The real estate bill pending before parliament since 2013 was finally passed on Tuesday with the Lok Sabha giving its nod as members cutting across party lines backed it. Terming the development “historic”, Urban Development Minister M. Venkaiah Naidu asserted the new law will help bring down property prices.
Members rising above party lines including from the Congress, the Biju Janata Dal (BJD), the Revolutionary Socialist Party (RSP), the Rashtriya Janata Dal and the Indian Union Muslim League supported the Real Estate (Regulation & Development) Bill, which had been passed by the Rajya Sabha on March 10.
Replying to the debate on the bill in the lower house, Naidu assured that the government is also open to discuss with the builders if they have any issue with the bill.
“We are not against builders. If there are problem with the builders, I am ready to discuss it with them anytime,” he said, adding the speedy land clearances for the real estate projects will help in bringing down prices of the houses.
“I say you will get more investment, you will get early clearances and the property prices will come down.”
Naidu said the bill was brought in the house after consultation with several stake holders including the ministries of defence, civil aviation, environment and consumer affairs.
Expressing satisfaction after members expressed their support to the bill, he said: “It is a historic moment for the country as we are fulfilling the aspirations of the people who wish to own a house, giving them the needed protection. The bill will be giving credibility to real estate sector also.”
During the debate, Congress leader in Lok Sabha Malikarjun Kharge extended his party’s support, saying: “We want to pass the bill.”
RSP member N.K. Premchandran and RJD’s Jaiprakash Narain Yadav also supported it.
BJD’s Kalikesh Singh Deo complimented the government for bringing the bill.
“There was an absolute screaming need for regulation to be brought in. Under the previous avatar, many laws and many authorities regulated different aspects of the real estate business environment. The excesses caused by the imbalance of power during negotiations between consumers and sellers were indeed extreme,” he said.

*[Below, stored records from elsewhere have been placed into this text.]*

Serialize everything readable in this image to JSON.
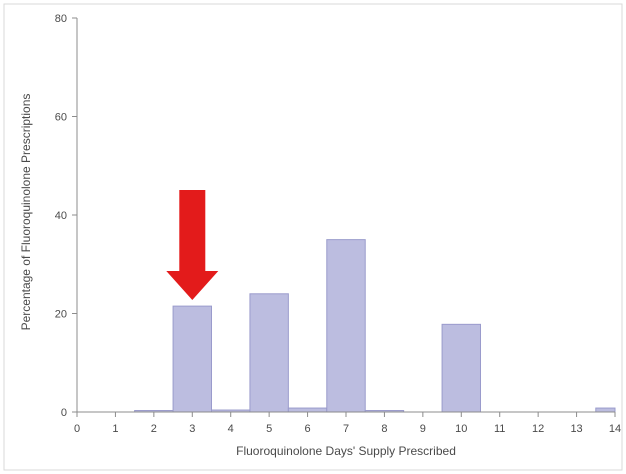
{
  "chart_data": {
    "type": "bar",
    "title": "",
    "xlabel": "Fluoroquinolone Days' Supply Prescribed",
    "ylabel": "Percentage of Fluoroquinolone Prescriptions",
    "xlim": [
      0,
      14
    ],
    "ylim": [
      0,
      80
    ],
    "x_ticks": [
      "0",
      "1",
      "2",
      "3",
      "4",
      "5",
      "6",
      "7",
      "8",
      "9",
      "10",
      "11",
      "12",
      "13",
      "14"
    ],
    "y_ticks": [
      "0",
      "20",
      "40",
      "60",
      "80"
    ],
    "bars": [
      {
        "x": 2,
        "value": 0.3
      },
      {
        "x": 3,
        "value": 21.5
      },
      {
        "x": 4,
        "value": 0.4
      },
      {
        "x": 5,
        "value": 24
      },
      {
        "x": 6,
        "value": 0.8
      },
      {
        "x": 7,
        "value": 35
      },
      {
        "x": 8,
        "value": 0.3
      },
      {
        "x": 10,
        "value": 17.8
      },
      {
        "x": 14,
        "value": 0.8
      }
    ],
    "grid": false,
    "legend": "none",
    "annotation": {
      "type": "arrow",
      "target_x": 3,
      "color": "#e31b1b"
    },
    "colors": {
      "bar_fill": "#bcbde0",
      "bar_stroke": "#9a9bcc",
      "axis": "#8c8c8c",
      "frame": "#d9d9d9"
    }
  }
}
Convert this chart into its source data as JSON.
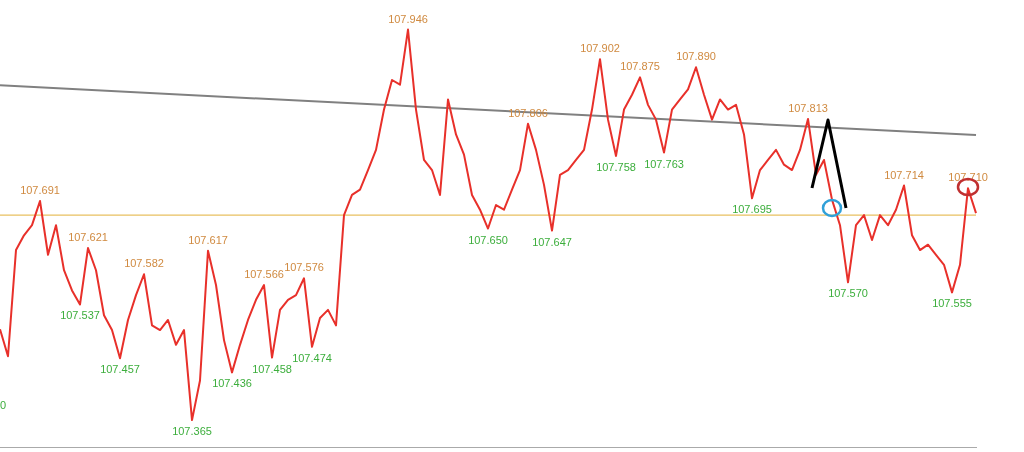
{
  "chart_data": {
    "type": "line",
    "categories": [
      null,
      null,
      null,
      null,
      null,
      null,
      null,
      null,
      null,
      null,
      null,
      null,
      null,
      null,
      null,
      null,
      null,
      null,
      null,
      null,
      null,
      null,
      null,
      null,
      null,
      null,
      null,
      null,
      null,
      null,
      null,
      null,
      null,
      null,
      null,
      null,
      null,
      null,
      null,
      null,
      null,
      null,
      null,
      null,
      null,
      null,
      null,
      null,
      null,
      null,
      null,
      null,
      null,
      null,
      null,
      null,
      null,
      null,
      null,
      null,
      null,
      null,
      null,
      null,
      null,
      null,
      null,
      null,
      null,
      null,
      null,
      null,
      null,
      null,
      null,
      null,
      null,
      null,
      null,
      null,
      null,
      null,
      null,
      null,
      null,
      null,
      null,
      null,
      null,
      null,
      null,
      null,
      null,
      null,
      null,
      null,
      null,
      null,
      null,
      null,
      null,
      null,
      null,
      null,
      null,
      null,
      null,
      null,
      null,
      null,
      null,
      null,
      null,
      null,
      null,
      null,
      null,
      null,
      null,
      null,
      null,
      null,
      null
    ],
    "series": [
      {
        "color": "#e8302a",
        "values": [
          107.5,
          107.46,
          107.618,
          107.64,
          107.655,
          107.691,
          107.611,
          107.655,
          107.588,
          107.558,
          107.537,
          107.621,
          107.588,
          107.521,
          107.499,
          107.457,
          107.514,
          107.551,
          107.582,
          107.506,
          107.499,
          107.514,
          107.477,
          107.499,
          107.365,
          107.424,
          107.617,
          107.566,
          107.484,
          107.436,
          107.477,
          107.514,
          107.544,
          107.566,
          107.458,
          107.529,
          107.544,
          107.551,
          107.576,
          107.474,
          107.517,
          107.529,
          107.506,
          107.67,
          107.7,
          107.708,
          107.737,
          107.767,
          107.827,
          107.871,
          107.864,
          107.946,
          107.827,
          107.752,
          107.737,
          107.7,
          107.842,
          107.79,
          107.76,
          107.7,
          107.678,
          107.65,
          107.685,
          107.678,
          107.708,
          107.737,
          107.806,
          107.767,
          107.715,
          107.647,
          107.73,
          107.737,
          107.752,
          107.767,
          107.827,
          107.902,
          107.812,
          107.758,
          107.827,
          107.849,
          107.875,
          107.834,
          107.812,
          107.763,
          107.827,
          107.842,
          107.857,
          107.89,
          107.849,
          107.812,
          107.842,
          107.827,
          107.834,
          107.79,
          107.695,
          107.737,
          107.752,
          107.767,
          107.745,
          107.737,
          107.767,
          107.813,
          107.73,
          107.752,
          107.693,
          107.655,
          107.57,
          107.655,
          107.67,
          107.633,
          107.67,
          107.655,
          107.678,
          107.714,
          107.64,
          107.618,
          107.626,
          107.611,
          107.596,
          107.555,
          107.596,
          107.71,
          107.673
        ],
        "value_labels": [
          null,
          null,
          null,
          null,
          null,
          "107.691",
          null,
          null,
          null,
          null,
          "107.537",
          "107.621",
          null,
          null,
          null,
          "107.457",
          null,
          null,
          "107.582",
          null,
          null,
          null,
          null,
          null,
          "107.365",
          null,
          "107.617",
          null,
          null,
          "107.436",
          null,
          null,
          null,
          "107.566",
          "107.458",
          null,
          null,
          null,
          "107.576",
          "107.474",
          null,
          null,
          null,
          null,
          null,
          null,
          null,
          null,
          null,
          null,
          null,
          "107.946",
          null,
          null,
          null,
          null,
          null,
          null,
          null,
          null,
          null,
          "107.650",
          null,
          null,
          null,
          null,
          "107.806",
          null,
          null,
          "107.647",
          null,
          null,
          null,
          null,
          null,
          "107.902",
          null,
          "107.758",
          null,
          null,
          "107.875",
          null,
          null,
          "107.763",
          null,
          null,
          null,
          "107.890",
          null,
          null,
          null,
          null,
          null,
          null,
          "107.695",
          null,
          null,
          null,
          null,
          null,
          null,
          "107.813",
          null,
          null,
          null,
          null,
          "107.570",
          null,
          null,
          null,
          null,
          null,
          null,
          "107.714",
          null,
          null,
          null,
          null,
          null,
          "107.555",
          null,
          "107.710",
          null
        ]
      },
      {
        "color": "#808080",
        "values": [
          107.863,
          null,
          null,
          null,
          null,
          null,
          null,
          null,
          null,
          null,
          null,
          null,
          null,
          null,
          null,
          null,
          null,
          null,
          null,
          null,
          null,
          null,
          null,
          null,
          null,
          null,
          null,
          null,
          null,
          null,
          null,
          null,
          null,
          null,
          null,
          null,
          null,
          null,
          null,
          null,
          null,
          null,
          null,
          null,
          null,
          null,
          null,
          null,
          null,
          null,
          null,
          null,
          null,
          null,
          null,
          null,
          null,
          null,
          null,
          null,
          null,
          null,
          null,
          null,
          null,
          null,
          null,
          null,
          null,
          null,
          null,
          null,
          null,
          null,
          null,
          null,
          null,
          null,
          null,
          null,
          null,
          null,
          null,
          null,
          null,
          null,
          null,
          null,
          null,
          null,
          null,
          null,
          null,
          null,
          null,
          null,
          null,
          null,
          null,
          null,
          null,
          null,
          null,
          null,
          null,
          null,
          null,
          null,
          null,
          null,
          null,
          null,
          null,
          null,
          null,
          null,
          null,
          null,
          null,
          null,
          null,
          null,
          107.789
        ]
      }
    ],
    "ylim": [
      107.325,
      107.99
    ],
    "ref_lines": [
      {
        "axis": "y",
        "value": 107.67,
        "color": "#e8c060"
      }
    ],
    "annotations": [
      "0"
    ],
    "tick_labels": false,
    "legend": false,
    "grid": false,
    "marker": "none"
  }
}
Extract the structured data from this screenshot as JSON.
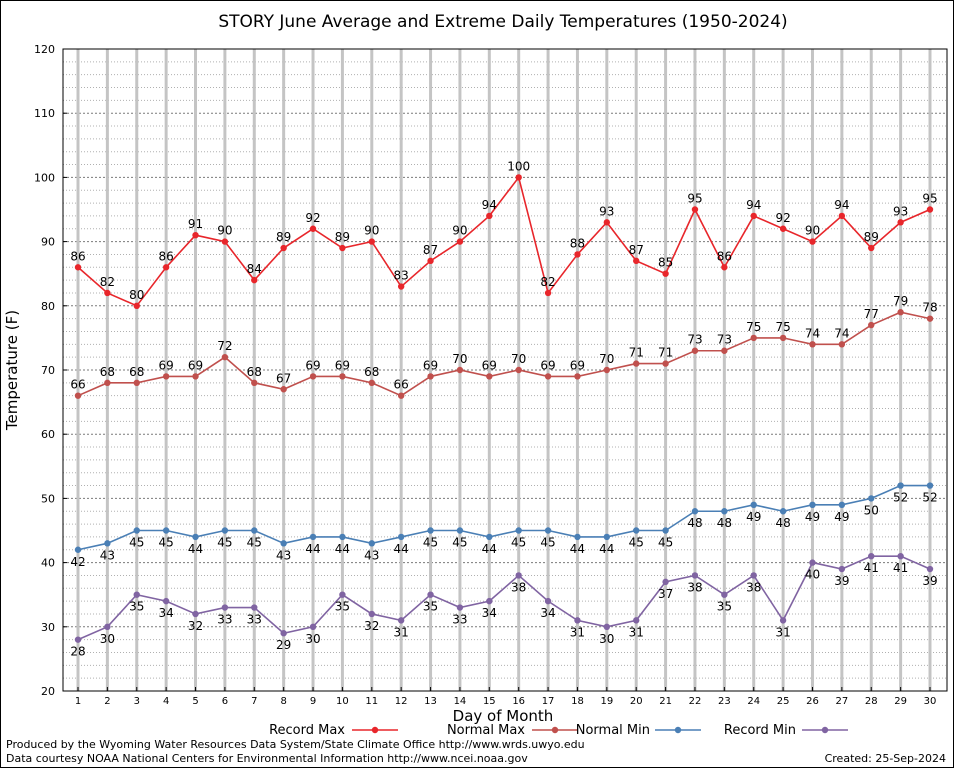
{
  "chart_data": {
    "type": "line",
    "title": "STORY June Average and Extreme Daily Temperatures (1950-2024)",
    "xlabel": "Day of Month",
    "ylabel": "Temperature (F)",
    "x": [
      1,
      2,
      3,
      4,
      5,
      6,
      7,
      8,
      9,
      10,
      11,
      12,
      13,
      14,
      15,
      16,
      17,
      18,
      19,
      20,
      21,
      22,
      23,
      24,
      25,
      26,
      27,
      28,
      29,
      30
    ],
    "xlim": [
      1,
      30
    ],
    "ylim": [
      20,
      120
    ],
    "yticks": [
      20,
      30,
      40,
      50,
      60,
      70,
      80,
      90,
      100,
      110,
      120
    ],
    "grid": true,
    "legend_position": "bottom",
    "series": [
      {
        "name": "Record Max",
        "color": "#e8262b",
        "values": [
          86,
          82,
          80,
          86,
          91,
          90,
          84,
          89,
          92,
          89,
          90,
          83,
          87,
          90,
          94,
          100,
          82,
          88,
          93,
          87,
          85,
          95,
          86,
          94,
          92,
          90,
          94,
          89,
          93,
          95
        ]
      },
      {
        "name": "Normal Max",
        "color": "#c0504d",
        "values": [
          66,
          68,
          68,
          69,
          69,
          72,
          68,
          67,
          69,
          69,
          68,
          66,
          69,
          70,
          69,
          70,
          69,
          69,
          70,
          71,
          71,
          73,
          73,
          75,
          75,
          74,
          74,
          77,
          79,
          78
        ]
      },
      {
        "name": "Normal Min",
        "color": "#4a7fb5",
        "values": [
          42,
          43,
          45,
          45,
          44,
          45,
          45,
          43,
          44,
          44,
          43,
          44,
          45,
          45,
          44,
          45,
          45,
          44,
          44,
          45,
          45,
          48,
          48,
          49,
          48,
          49,
          49,
          50,
          52,
          52
        ]
      },
      {
        "name": "Record Min",
        "color": "#8064a2",
        "values": [
          28,
          30,
          35,
          34,
          32,
          33,
          33,
          29,
          30,
          35,
          32,
          31,
          35,
          33,
          34,
          38,
          34,
          31,
          30,
          31,
          37,
          38,
          35,
          38,
          31,
          40,
          39,
          41,
          41,
          39
        ]
      }
    ]
  },
  "footer": {
    "produced_by": "Produced by the Wyoming Water Resources Data System/State Climate Office http://www.wrds.uwyo.edu",
    "data_courtesy": "Data courtesy NOAA National Centers for Environmental Information http://www.ncei.noaa.gov",
    "created": "Created:  25-Sep-2024"
  }
}
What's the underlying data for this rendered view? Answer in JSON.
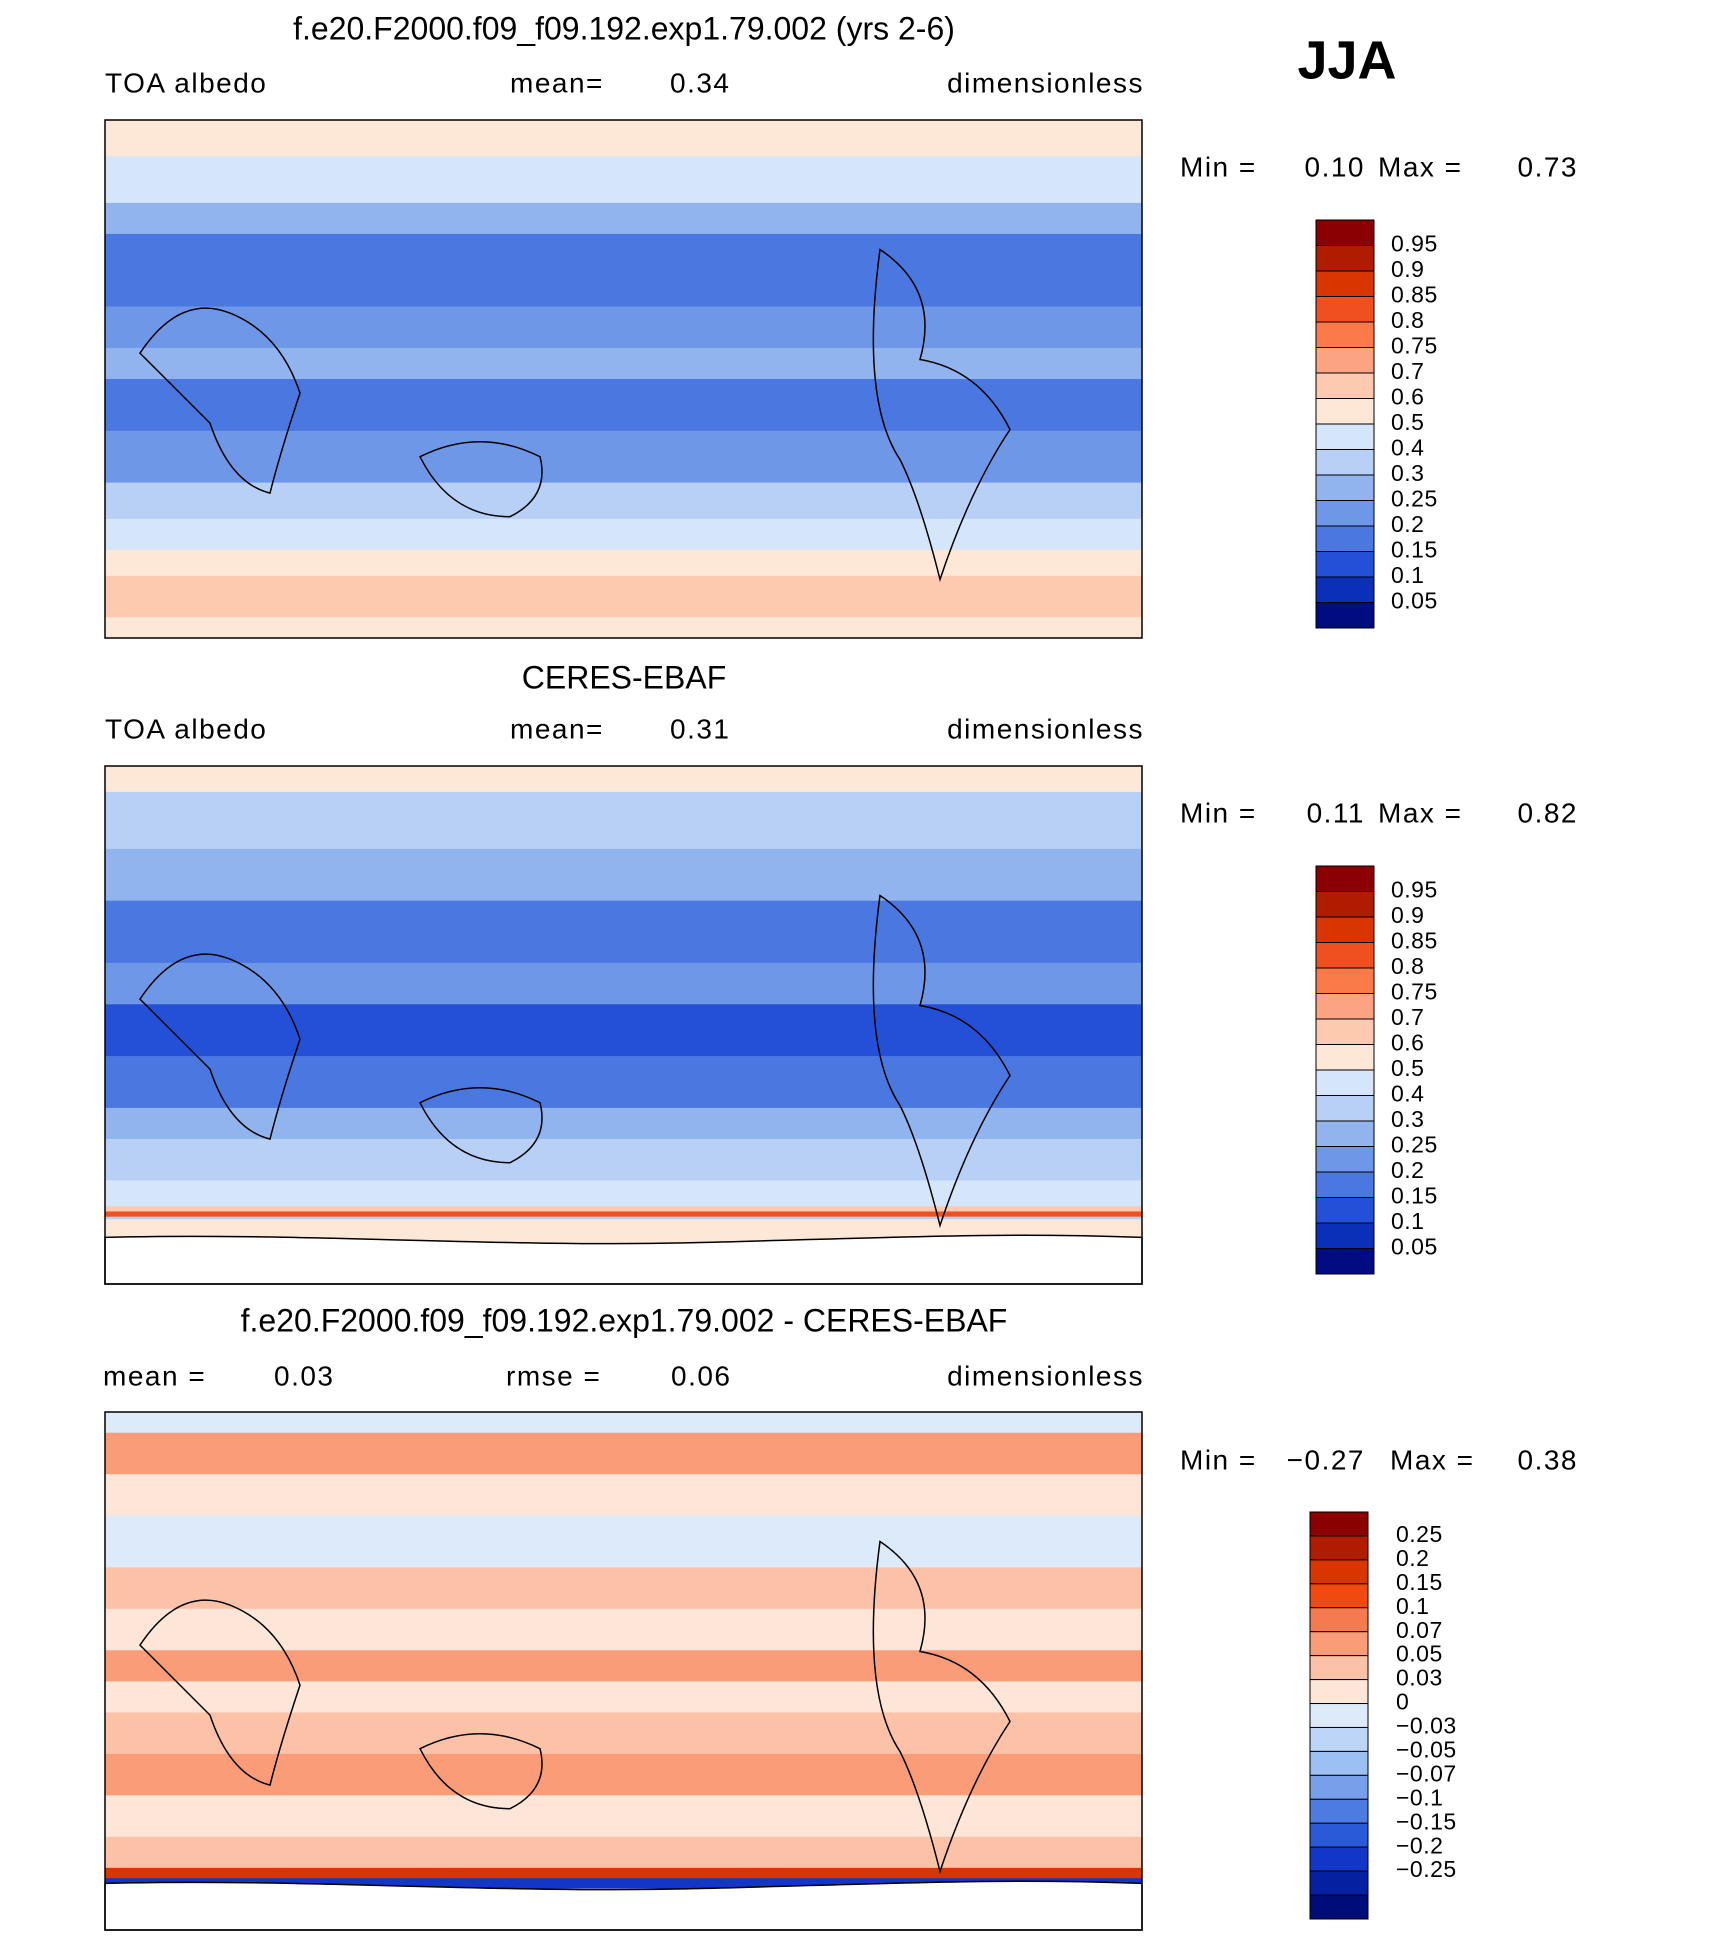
{
  "figure_label": "JJA",
  "panels": [
    {
      "title": "f.e20.F2000.f09_f09.192.exp1.79.002 (yrs 2-6)",
      "left_label": "TOA  albedo",
      "mean_label": "mean=",
      "mean_value": "0.34",
      "units": "dimensionless",
      "min_label": "Min =",
      "min_value": "0.10",
      "max_label": "Max =",
      "max_value": "0.73",
      "colorbar": {
        "labels": [
          "0.95",
          "0.9",
          "0.85",
          "0.8",
          "0.75",
          "0.7",
          "0.6",
          "0.5",
          "0.4",
          "0.3",
          "0.25",
          "0.2",
          "0.15",
          "0.1",
          "0.05"
        ],
        "colors": [
          "#8b0000",
          "#b01c00",
          "#d93500",
          "#f05020",
          "#fb7a4a",
          "#fca482",
          "#fdcab0",
          "#fde8d8",
          "#d6e6fa",
          "#b8d0f5",
          "#92b4ee",
          "#6f97e8",
          "#4a77e0",
          "#2450d8",
          "#0a2fb8",
          "#000c80"
        ]
      }
    },
    {
      "title": "CERES-EBAF",
      "left_label": "TOA  albedo",
      "mean_label": "mean=",
      "mean_value": "0.31",
      "units": "dimensionless",
      "min_label": "Min =",
      "min_value": "0.11",
      "max_label": "Max =",
      "max_value": "0.82",
      "colorbar": {
        "labels": [
          "0.95",
          "0.9",
          "0.85",
          "0.8",
          "0.75",
          "0.7",
          "0.6",
          "0.5",
          "0.4",
          "0.3",
          "0.25",
          "0.2",
          "0.15",
          "0.1",
          "0.05"
        ],
        "colors": [
          "#8b0000",
          "#b01c00",
          "#d93500",
          "#f05020",
          "#fb7a4a",
          "#fca482",
          "#fdcab0",
          "#fde8d8",
          "#d6e6fa",
          "#b8d0f5",
          "#92b4ee",
          "#6f97e8",
          "#4a77e0",
          "#2450d8",
          "#0a2fb8",
          "#000c80"
        ]
      }
    },
    {
      "title": "f.e20.F2000.f09_f09.192.exp1.79.002 - CERES-EBAF",
      "mean_label": "mean =",
      "mean_value": "0.03",
      "rmse_label": "rmse =",
      "rmse_value": "0.06",
      "units": "dimensionless",
      "min_label": "Min =",
      "min_value": "−0.27",
      "max_label": "Max =",
      "max_value": "0.38",
      "colorbar": {
        "labels": [
          "0.25",
          "0.2",
          "0.15",
          "0.1",
          "0.07",
          "0.05",
          "0.03",
          "0",
          "−0.03",
          "−0.05",
          "−0.07",
          "−0.1",
          "−0.15",
          "−0.2",
          "−0.25"
        ],
        "colors": [
          "#8b0000",
          "#b01c00",
          "#d93500",
          "#f04a10",
          "#f67a50",
          "#fa9c78",
          "#fcc2a8",
          "#fde6d8",
          "#dceafa",
          "#bdd6f7",
          "#9cc0f2",
          "#789fe9",
          "#4d7ce0",
          "#2b5ad8",
          "#1236c8",
          "#0520a0",
          "#000c78"
        ]
      }
    }
  ]
}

IUML’s E.T Mohammad Basheer also called it “a very good piece of legislation” but wondered whether there will be clash with the central law as various states also have legislation in this regard.
In his reply, Naidu stressed that the builders should fulfill the promises they make to the flat buyers.
“The builders will have to do their duty. Parliament is not interested in interfering with their activity. What you (builders) are committing, what you are promising, fulfill that. This is the only purpose of this real estate bill,” he said.
The minister also said that he will write to all the chief ministers requesting them to give speedy clearances to the real estate projects in their states.
A major benefit for consumers proposed in the bill is that builders will have to quote prices based on carpet area and not super built-up area, while carpet area has been clearly defined in the bill to include usable spaces like kitchen and toilets.
The bill makes it mandatory for all commercial and residential real estate projects where the land is over 500 square metres, or eight apartments, to register with the regulator for launching a project.
For failure to register, it proposes a penalty of up to 10 percent of the project cost or three years’ imprisonment.
Naidu said the main purpose of the bill is to protect consumers’ interest.
“Sometimes we are called pro-business, I do not mind being called that. After all business and industry (people) are also Indians,” he said, adding the interests of farmers and consumers will be protected.